Early this year, she relocated to Parklands.
Transweb’s has divided its area of operation into three zones.
Zone A consists of Nairobi’s central business district while Zone B is made up of satellite centres like Upper Hill, Westlands and Industrial Area. The last zone includes Ruaraka, Karen, Thika and Athi River, among other places which are far from town.
These regions attract different charges depending on the distance travelled, the type and weight of the package and the urgency with which it should be delivered. “A regular letter being delivered within the CBD attracts a charge of Sh300.
However, if you want it delivered within an hour, you could be asked to add as much as Sh500 to fast-track the process,” said Mrs Kuria.
Transweb’s bikers pick up packages at the main office or a specific pick-up location in the different zones and deliver them to foot couriers who hand-deliver them to clients.
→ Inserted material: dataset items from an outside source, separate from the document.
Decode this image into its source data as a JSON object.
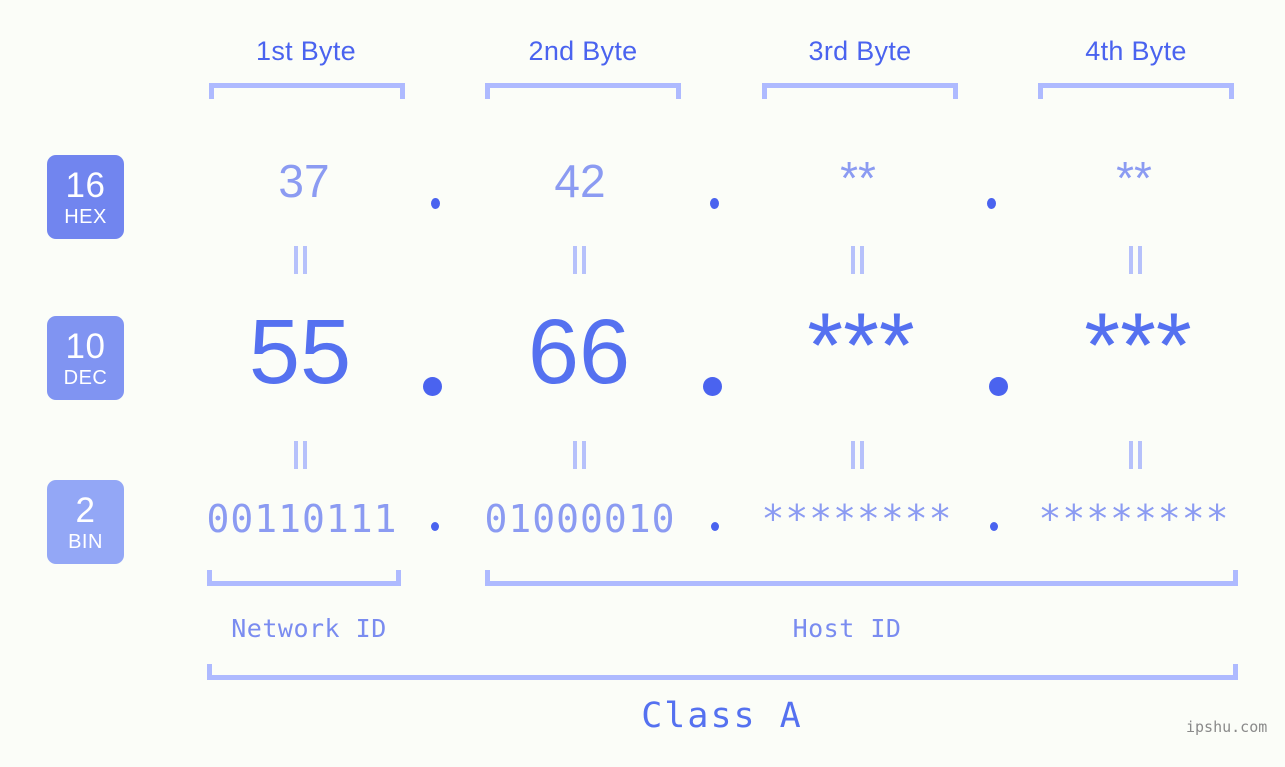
{
  "meta": {
    "background": "#fbfdf8",
    "accent_strong": "#4a63ef",
    "accent_mid": "#5571f0",
    "accent_soft": "#8b9bf2",
    "accent_light": "#aebaff",
    "watermark": "ipshu.com"
  },
  "headers": [
    {
      "label": "1st Byte"
    },
    {
      "label": "2nd Byte"
    },
    {
      "label": "3rd Byte"
    },
    {
      "label": "4th Byte"
    }
  ],
  "bases": [
    {
      "num": "16",
      "label": "HEX",
      "color": "#7185ef"
    },
    {
      "num": "10",
      "label": "DEC",
      "color": "#8094f2"
    },
    {
      "num": "2",
      "label": "BIN",
      "color": "#93a7f6"
    }
  ],
  "rows": {
    "hex": {
      "values": [
        "37",
        "42",
        "**",
        "**"
      ],
      "separator": "."
    },
    "dec": {
      "values": [
        "55",
        "66",
        "***",
        "***"
      ],
      "separator": "."
    },
    "bin": {
      "values": [
        "00110111",
        "01000010",
        "********",
        "********"
      ],
      "separator": "."
    }
  },
  "equals_marks": {
    "symbol": "=",
    "count": 8
  },
  "footer": {
    "network_id": "Network ID",
    "host_id": "Host ID",
    "class": "Class A"
  }
}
The firm also has some employees permanently stationed within some firms who collect packages within a business and then deliver them to the bikers or in person. Transweb has 48 employees.
Mrs Kuria says she plans to set up branches in more counties starting with those adjacent to Nairobi and then expand her business to Kisumu and Mombasa where she plans on operating through outsourcing.
She is also hunting for an international firm for partnership targeting the regional markets.
While the volume of letters delivered through the traditional post offices remains sluggish, private firms like Transweb are seemingly doing well at the expense of Posta. Data from the Communications Authority of Kenya shows that the total number of letters sent in the year ended June increased 0.6 per cent to 59.4 million.
The volume of letters received from other countries during the period decreased by 1.6 per cent to 9.5 million, while the number of letters sent abroad rose 40.4 per cent to 5.2 million.